The team of researchers from New York University who found that viral load is at its highest at the beginning of the disease also examined the association between viral load and factors such as severity of symptoms, admission to the hospital, admission to the ICU, length of hospitalization, need for a ventilator and overall survival in a small group of patients.

“[V]iral load appears to be an important marker of infectivity in mildly symptomatic and asymptomatic persons who are not hospitalized,” Paolo Cotzia, co-lead author of the study, and an assistant professor of pathology at NYU Langone Health, said in a statement. The idea that asymptomatic and mildly symptomatic patients are likely to be out in public, spreading the virus because they don’t know they are sick, has implications for containing transmission of SARS-CoV-2.

The finding that viral load appears to peak at the beginning of the disease helps explain the “super spreaders” — people with mild to no symptoms, but who nonetheless are able to transmit the disease to many others.

The researchers reviewed data collected from 205 patients who came to the emergency department (ED) of a New York City hospital with confirmed COVID-19. Of these 205 patients, 165 were discharged directly from the ED and 40 were admitted to the hospital. Those not admitted to the hospital were younger overall than those who were hospitalized.
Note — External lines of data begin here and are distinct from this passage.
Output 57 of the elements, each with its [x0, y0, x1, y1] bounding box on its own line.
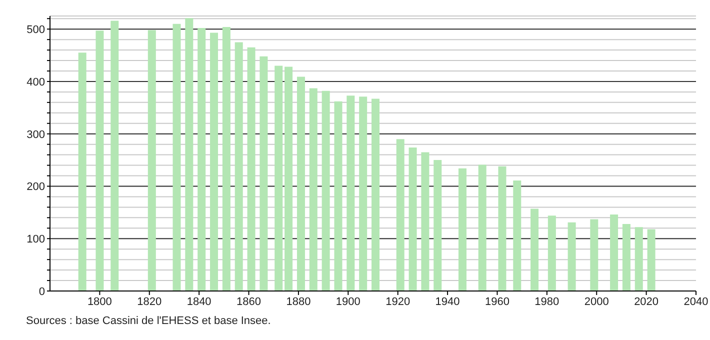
- bar: [346, 96, 355, 291]
- source-note: Sources : base Cassini de l'EHESS et base Insee.: [26, 315, 272, 327]
- x-tick-label: 1880: [286, 296, 311, 308]
- bar: [185, 18, 194, 291]
- x-tick-label: 2020: [634, 296, 659, 308]
- x-tick-label: 1900: [336, 296, 360, 308]
- y-tick-label: 100: [26, 234, 45, 246]
- x-tick-label: 1820: [137, 296, 162, 308]
- bar: [421, 152, 430, 291]
- bar: [96, 30, 104, 291]
- bar: [172, 24, 181, 291]
- bar: [234, 42, 243, 291]
- y-tick-label: 500: [26, 24, 45, 36]
- bar: [284, 66, 293, 291]
- x-tick-label: 1940: [435, 296, 460, 308]
- bar: [296, 76, 305, 291]
- x-tick-label: 1980: [534, 296, 560, 308]
- y-tick-label: 400: [26, 76, 45, 88]
- bar: [590, 219, 598, 291]
- bar: [408, 147, 417, 291]
- y-tick-label: 200: [26, 181, 45, 194]
- bar: [513, 180, 522, 291]
- x-tick-label: 1920: [386, 296, 410, 308]
- bar: [274, 66, 283, 291]
- x-tick-label: 1840: [186, 296, 212, 308]
- bar: [210, 32, 218, 291]
- y-tick-label: 0: [38, 286, 45, 298]
- bar: [434, 160, 442, 291]
- bar: [198, 28, 206, 291]
- bar: [334, 101, 342, 291]
- x-tick-label: 1960: [484, 296, 510, 308]
- bar: [247, 47, 256, 291]
- bar: [359, 96, 368, 291]
- bar: [568, 222, 576, 291]
- bar: [148, 30, 156, 291]
- bar: [478, 164, 486, 291]
- x-tick-label: 1860: [236, 296, 262, 308]
- bar: [610, 214, 618, 291]
- bar: [110, 20, 119, 291]
- bar: [647, 229, 656, 291]
- bar: [78, 52, 86, 291]
- bar: [458, 168, 466, 291]
- bar: [634, 227, 643, 291]
- bar: [396, 139, 404, 291]
- y-tick-label: 300: [26, 128, 45, 141]
- x-tick-label: 2040: [684, 296, 708, 308]
- bar: [530, 208, 539, 291]
- x-tick-label: 1800: [87, 296, 112, 308]
- bar: [309, 88, 318, 291]
- bar: [622, 224, 630, 291]
- bar: [260, 56, 268, 291]
- bar: [548, 216, 556, 291]
- bar: [372, 98, 380, 291]
- bar: [322, 90, 330, 291]
- x-tick-label: 2000: [584, 296, 609, 308]
- bar: [222, 27, 230, 291]
- bar: [498, 166, 506, 291]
A nasal swab was taken at the time of diagnosis. The median time between the onset of symptoms and the collection of the nasal swab was five days for those who were hospitalized and three days for those who were discharged.

The researchers found that viral load was significantly higher in people who had fewer or milder symptoms and did not require hospitalization, compared to those who were hospitalized. This is the opposite of what was expected. They also found a higher viral load was associated with a shorter duration of symptoms in all patients.

More Evidence for the Value of Masks and a Surprise
The results illustrate the value of wearing a face mask. You might wear a mask to protect yourself from becoming infected with COVID-19; at the same time you are ensuring that, if you are an asymptomatic carrier, you don't infect others. As the researchers write, “Our study should prompt adherence to social distancing and mask usage guidelines to avoid viral transmission.”

Perhaps even more surprising than the finding that viral load peaked before symptoms were noticeable is the finding that people with a high viral load were also less likely to suffer from severe symptoms such as being admitted to the ICU or needing a ventilator, and their overall survival was better than that of patients with a lower viral count.

These are early results from a small study, and larger studies will be needed to validate the findings. Viral load was determined by using nasal swabs to collect samples at one point in time. The authors suggest that future studies should measure viral load based on samples collected from other sources, such as the lower respiratory tract, and at different points in time.

The study is published in the American Journal of Pathology.